—Votre Excellence l'a déjà vue?

—Dès le premier jour de son arrivée. Mais je ne l'ai pas entendue. Elle était malade.

—Vous allez entendre celle-ci, et vous n'hésiterez pas à lui donner la préférence.

—C'est possible. Je vous avoue même que sa figure, moins belle que celle de l'autre, me paraît plus agréable. Elle a l'air doux et décent: mais ma préférence ne lui servira de rien, la pauvre enfant! Il faut qu'elle plaise à madame Tesi, sans déplaire à madame Holzbaüer; et jusqu'ici, malgré la tendre amitié qui unit ces deux dames, tout ce qui a été approuvé par l'une a toujours eu le sort d'être vivement repoussé par l'autre.

—Voici une rude crise, et une affaire bien grave, dit la princesse avec un peu de malice, en voyant l'importance que ces deux hommes d'État donnaient aux débats de coulisse. Voici notre pauvre petite protégée en balance avec madame Corilla, et c'est M. Caffariello, je le parie, qui mettra son épée dans un des plateaux.»

Lorsque Consuelo eut chanté, il n'y eut qu'une voix pour déclarer que depuis madame Basse on n'avait rien entendu de pareil; et M. de Kaunitz, s'approchant d'elle, lui dit d'un air solennel:

«Mademoiselle, vous chantez mieux que madame Tesi; mais que ceci vous soit dit ici par nous tous en confidence; car si un pareil jugement passe la porte, vous êtes perdue, et vous ne débuterez pas cette année à Vienne. Ayez donc de la prudence, beaucoup de prudence, ajouta-t-il en baissant la voix et en s'asseyant auprès d'elle. Vous avez à lutter contre de grands obstacles, et vous ne triompherez qu'à force d'habileté.»

Là-dessus, entrant dans les mille détours de l'intrigue théâtrale, et la mettant minutieusement au courant de toutes les petites passions de la troupe, le grand Kaunitz lui fit un traité complet de science diplomatique à l'usage des coulisses.

Consuelo l'écouta avec ses grands yeux tout ouverts d'étonnement, et quand il eut fini, comme il avait dit vingt fois dans son discours: «mon dernier opéra, l'opéra que j'ai fait donner le mois passé,» elle s'imagina qu'elle s'était trompée en l'entendant annoncer, et que ce personnage si versé dans les arcanes de la carrière dramatique ne pouvait être qu'un directeur d'Opéra ou un maestro à la mode.
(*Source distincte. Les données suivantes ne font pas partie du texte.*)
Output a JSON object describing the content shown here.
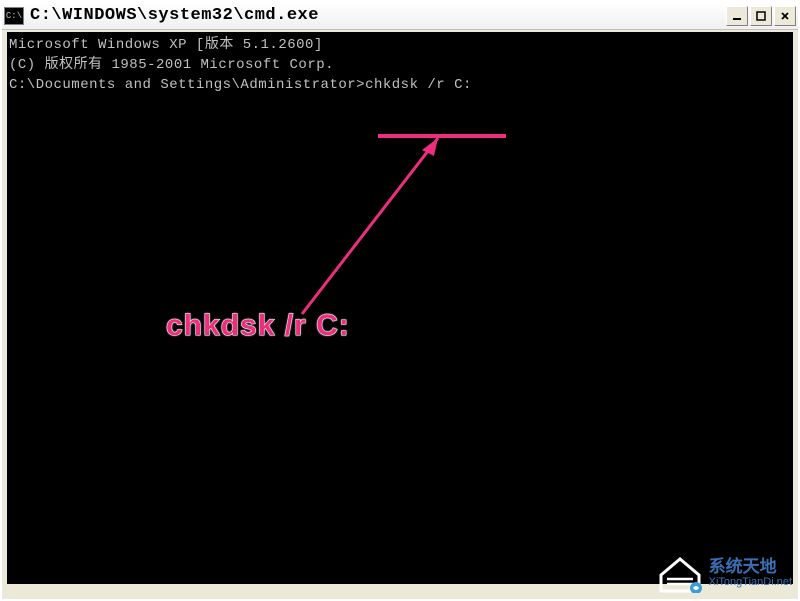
{
  "window": {
    "title": "C:\\WINDOWS\\system32\\cmd.exe",
    "icon_text": "C:\\"
  },
  "terminal": {
    "line1": "Microsoft Windows XP [版本 5.1.2600]",
    "line2": "(C) 版权所有 1985-2001 Microsoft Corp.",
    "blank": "",
    "prompt": "C:\\Documents and Settings\\Administrator>",
    "command": "chkdsk /r C:"
  },
  "annotation": {
    "label": "chkdsk /r C:",
    "underline_color": "#ed2e7c"
  },
  "watermark": {
    "title": "系统天地",
    "url": "XiTongTianDi.net"
  }
}
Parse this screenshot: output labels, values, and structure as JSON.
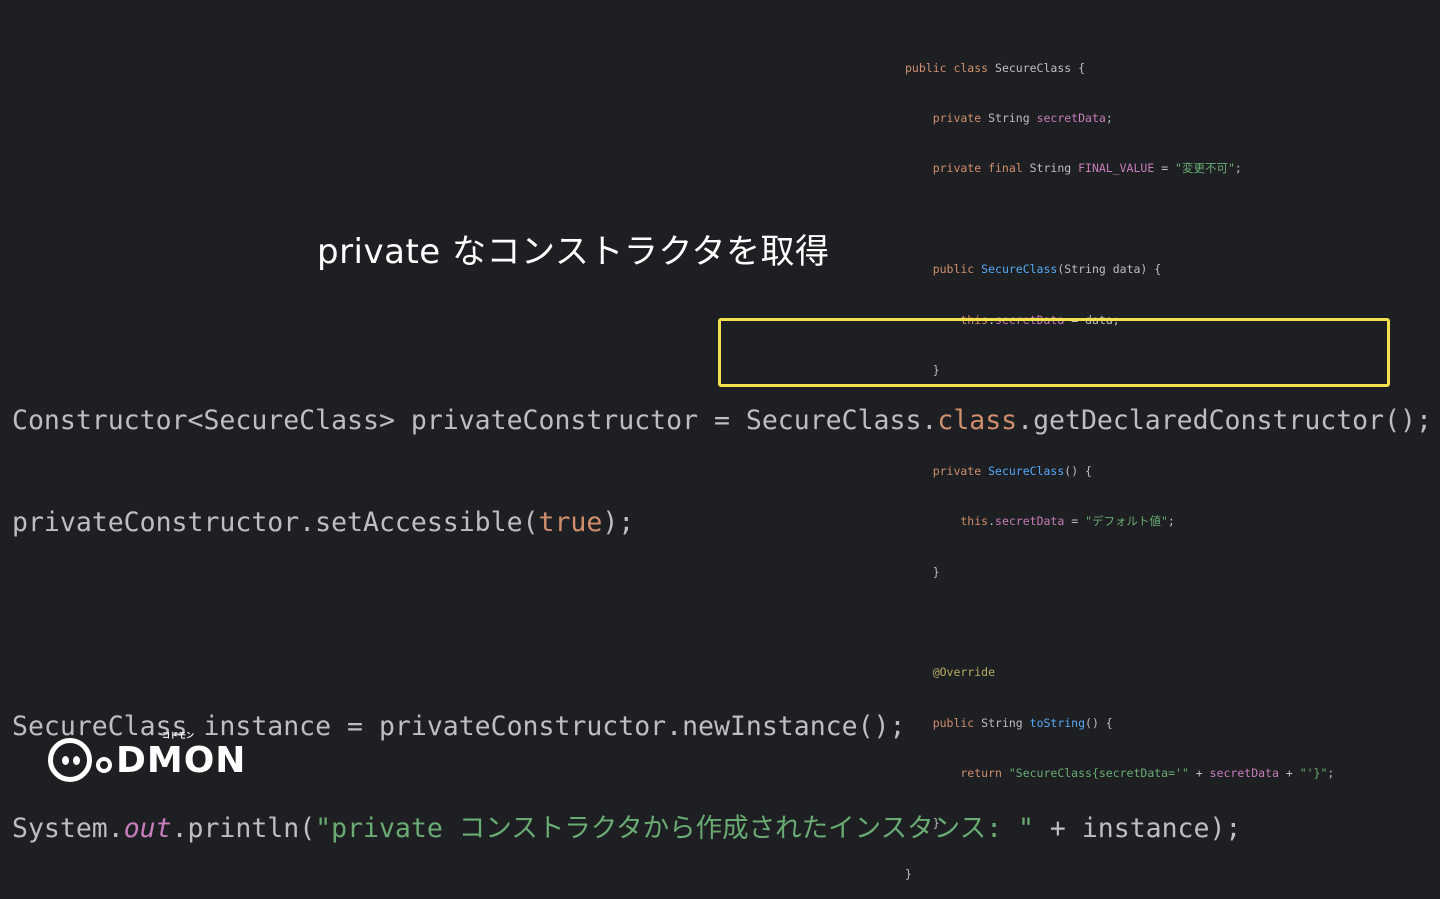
{
  "title": "private なコンストラクタを取得",
  "mini_code": {
    "l1_kw": "public class ",
    "l1_name": "SecureClass {",
    "l2_kw": "    private ",
    "l2_type": "String ",
    "l2_field": "secretData",
    "l2_end": ";",
    "l3_kw": "    private final ",
    "l3_type": "String ",
    "l3_field": "FINAL_VALUE",
    "l3_eq": " = ",
    "l3_str": "\"変更不可\"",
    "l3_end": ";",
    "l5_kw": "    public ",
    "l5_fn": "SecureClass",
    "l5_rest": "(String data) {",
    "l6_kw": "        this",
    "l6_dot": ".",
    "l6_field": "secretData",
    "l6_rest": " = data;",
    "l7": "    }",
    "l9_kw": "    private ",
    "l9_fn": "SecureClass",
    "l9_rest": "() {",
    "l10_kw": "        this",
    "l10_dot": ".",
    "l10_field": "secretData",
    "l10_eq": " = ",
    "l10_str": "\"デフォルト値\"",
    "l10_end": ";",
    "l11": "    }",
    "l13_ann": "    @Override",
    "l14_kw": "    public ",
    "l14_type": "String ",
    "l14_fn": "toString",
    "l14_rest": "() {",
    "l15_kw": "        return ",
    "l15_str1": "\"SecureClass{secretData='\"",
    "l15_plus1": " + ",
    "l15_field": "secretData",
    "l15_plus2": " + ",
    "l15_str2": "\"'}\"",
    "l15_end": ";",
    "l16": "    }",
    "l17": "}"
  },
  "main_code": {
    "l1_a": "Constructor<SecureClass> privateConstructor = SecureClass.",
    "l1_kw": "class",
    "l1_b": ".getDeclaredConstructor();",
    "l2_a": "privateConstructor.setAccessible(",
    "l2_kw": "true",
    "l2_b": ");",
    "l3": "SecureClass instance = privateConstructor.newInstance();",
    "l4_a": "System.",
    "l4_field": "out",
    "l4_b": ".println(",
    "l4_str": "\"private コンストラクタから作成されたインスタンス: \"",
    "l4_c": " + instance);"
  },
  "logo": {
    "text": "DMON",
    "ruby": "コドモン"
  },
  "colors": {
    "background": "#1e1f22",
    "highlight": "#f4e04d",
    "keyword": "#cf8e6d",
    "string": "#6aab73",
    "field": "#c77dbb",
    "function": "#56a8f5",
    "annotation": "#b3ae60"
  }
}
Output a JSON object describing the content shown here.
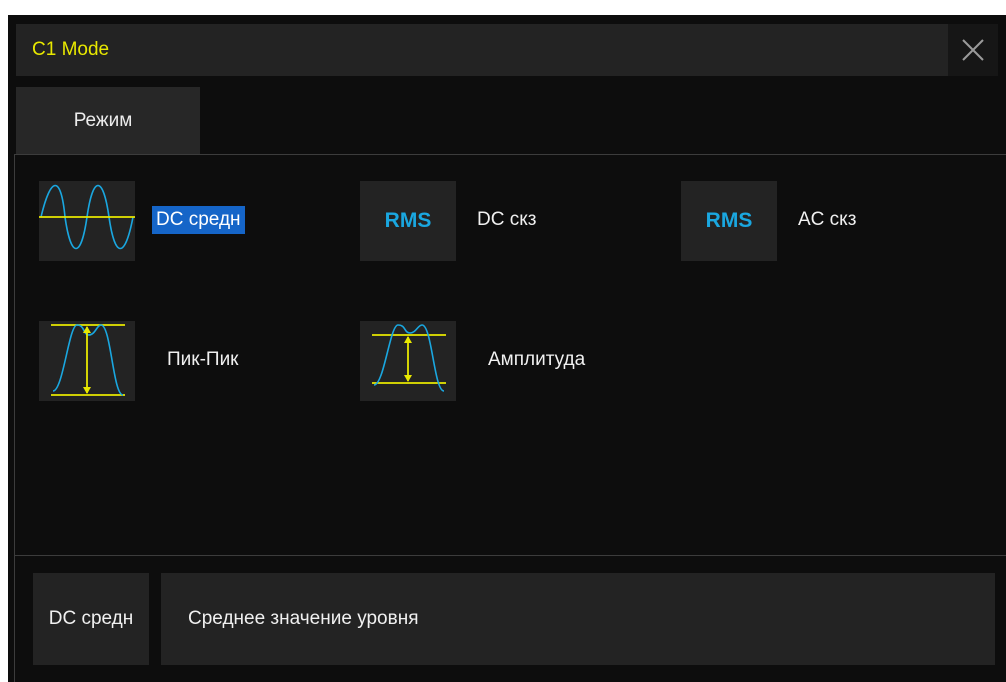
{
  "window": {
    "title": "C1 Mode",
    "close_icon": "close-icon"
  },
  "tabs": [
    {
      "label": "Режим",
      "active": true
    }
  ],
  "options": [
    {
      "label": "DC средн",
      "icon": "sine-wave-dc-icon",
      "selected": true
    },
    {
      "label": "DC скз",
      "icon": "RMS",
      "selected": false
    },
    {
      "label": "AC скз",
      "icon": "RMS",
      "selected": false
    },
    {
      "label": "Пик-Пик",
      "icon": "peak-to-peak-icon",
      "selected": false
    },
    {
      "label": "Амплитуда",
      "icon": "amplitude-icon",
      "selected": false
    }
  ],
  "info": {
    "name": "DC средн",
    "description": "Среднее значение уровня"
  },
  "colors": {
    "title": "#e8e800",
    "wave": "#1aa7e0",
    "marker": "#e8e800",
    "selection": "#1565c8"
  }
}
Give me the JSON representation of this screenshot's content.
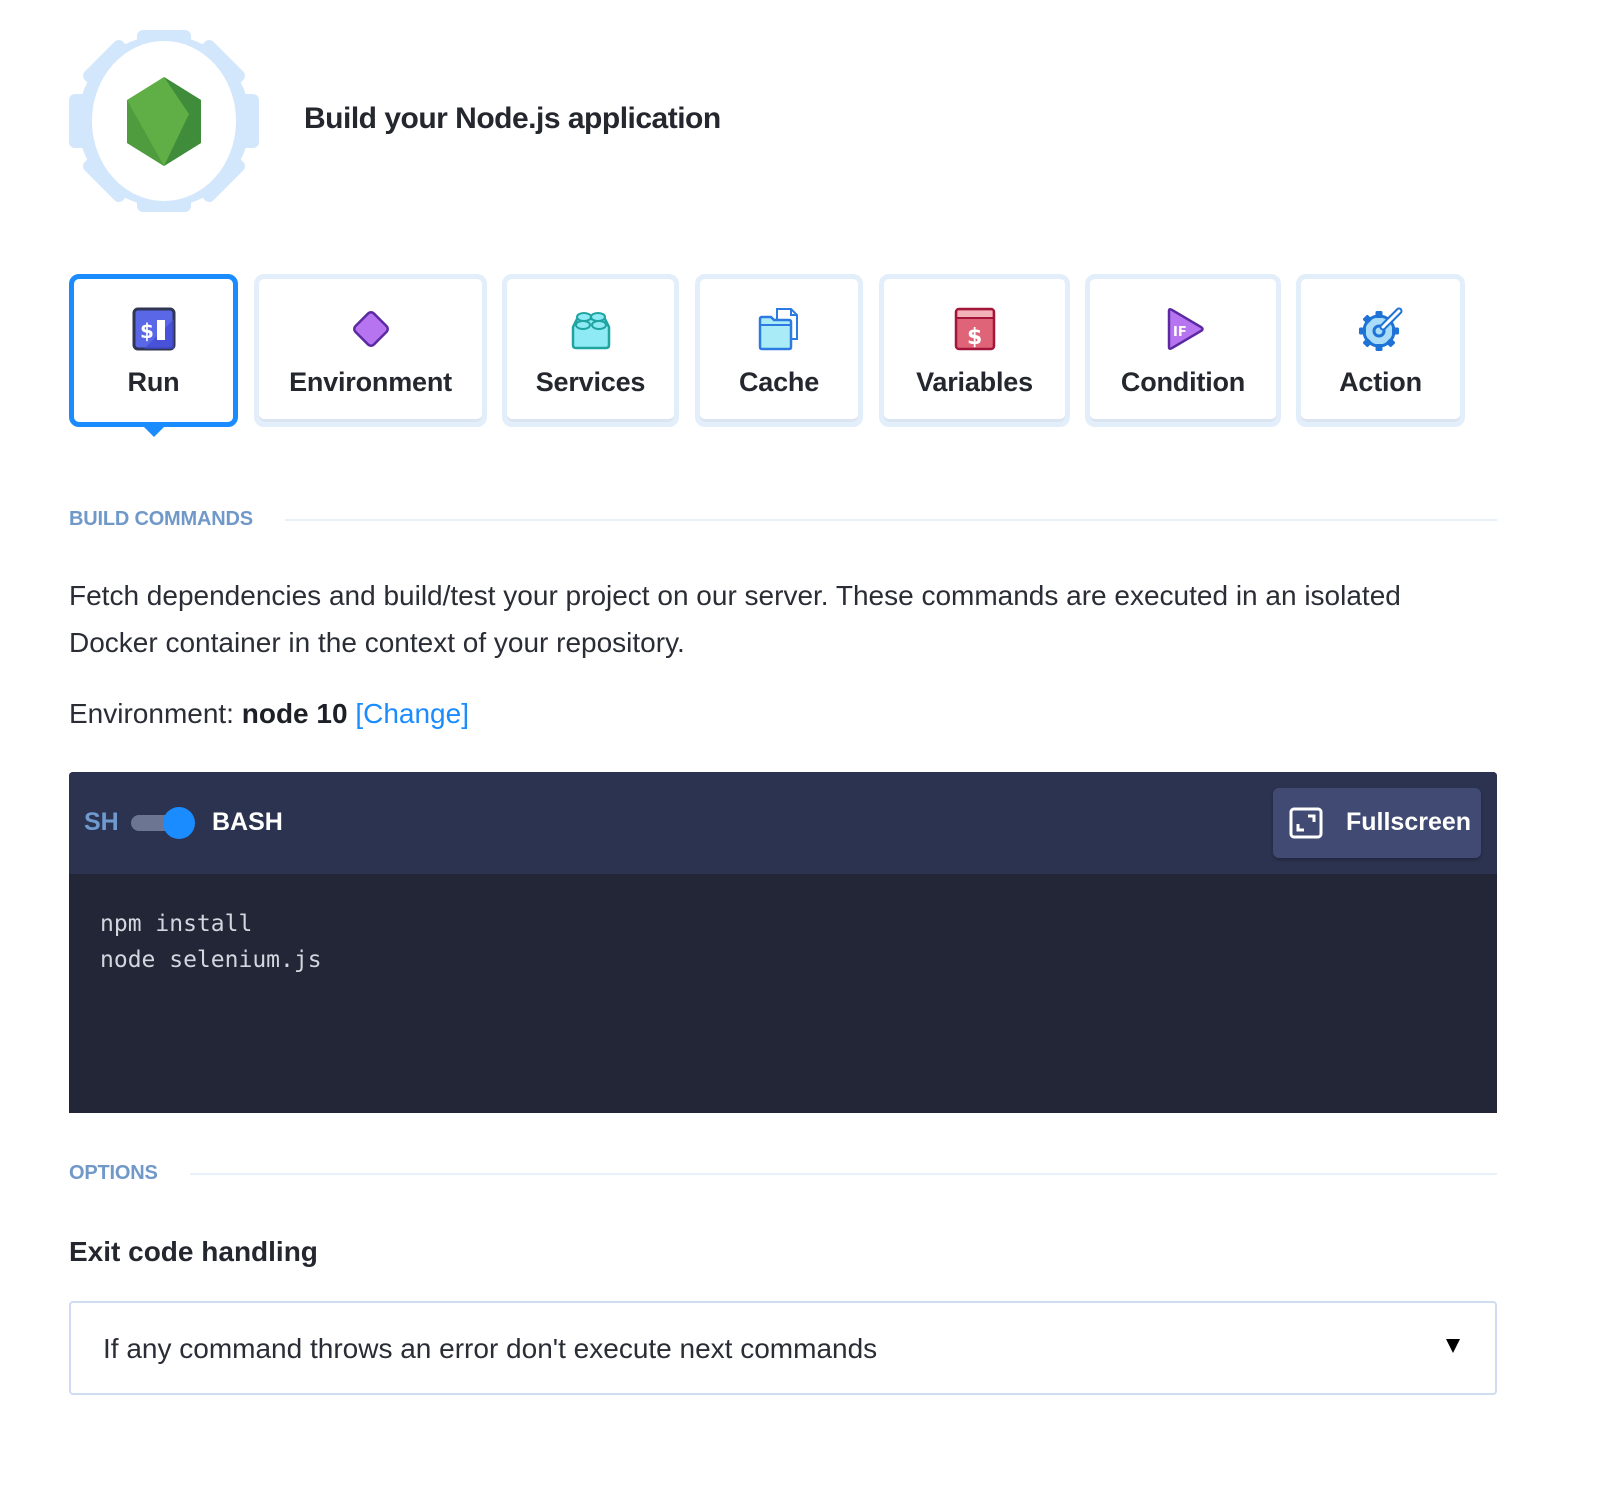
{
  "header": {
    "title": "Build your Node.js application",
    "logo_icon": "nodejs-hexagon-in-gear-icon"
  },
  "tabs": [
    {
      "label": "Run",
      "icon": "terminal-dollar-icon",
      "active": true
    },
    {
      "label": "Environment",
      "icon": "purple-diamond-icon",
      "active": false
    },
    {
      "label": "Services",
      "icon": "lego-brick-icon",
      "active": false
    },
    {
      "label": "Cache",
      "icon": "folder-file-icon",
      "active": false
    },
    {
      "label": "Variables",
      "icon": "dollar-card-icon",
      "active": false
    },
    {
      "label": "Condition",
      "icon": "if-play-icon",
      "active": false
    },
    {
      "label": "Action",
      "icon": "gear-wrench-icon",
      "active": false
    }
  ],
  "build_commands": {
    "section_label": "BUILD COMMANDS",
    "description": "Fetch dependencies and build/test your project on our server. These commands are executed in an isolated Docker container in the context of your repository.",
    "environment_prefix": "Environment: ",
    "environment_value": "node 10",
    "change_link": "[Change]"
  },
  "editor": {
    "shell_left": "SH",
    "shell_right": "BASH",
    "shell_toggle_on": true,
    "fullscreen_label": "Fullscreen",
    "code": "npm install\nnode selenium.js"
  },
  "options": {
    "section_label": "OPTIONS",
    "exit_code_label": "Exit code handling",
    "exit_code_value": "If any command throws an error don't execute next commands"
  },
  "colors": {
    "accent": "#1a8cff",
    "section_label": "#7098c8",
    "editor_bar": "#2c3350",
    "editor_bg": "#222636"
  }
}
Elle se mit donc à son aise avec lui, et lui parla comme elle eût fait à un homme de sa profession. Ce sans-gêne la rendit plus naïve et plus enjouée que le respect dû au nom tout-puissant du premier ministre ne le lui eût permis; M. de Kaunitz la trouva charmante. Il ne s'occupa guère que d'elle pendant une heure. La margrave fut fort scandalisée d'une pareille infraction aux convenances. Elle haïssait la liberté des grandes cours, habituée qu'elle était aux formalités solennelles des petites. Mais il n'y avait plus moyen de faire la margrave: elle ne l'était plus. Elle était tolérée et assez bien traitée par l'impératrice, parce qu'elle avait abjuré la foi luthérienne pour se faire catholique. Grâce à cet acte d'hypocrisie, on pouvait se faire pardonner toutes les mésalliances, tous les crimes même, à la cour d'Autriche; et Marie-Thérèse suivait en cela l'exemple que son père et sa mère lui avaient donné, d'accueillir quiconque voulait échapper aux rebuts et aux dédains de l'Allemagne protestante, en se réfugiant dans le giron de l'église romaine. Mais, toute princesse et toute catholique qu'elle était, la margrave n'était rien à Vienne, et M. de Kaunitz était tout.

Aussitôt que Consuelo eut chanté son troisième morceau, le Porpora, qui savait les usages, lui fit un signe, roula les cahiers, et sortit avec elle par une petite porte de côté sans déranger par sa retraite les nobles personnes qui avaient bien voulu ouvrir l'oreille à ses accents divins.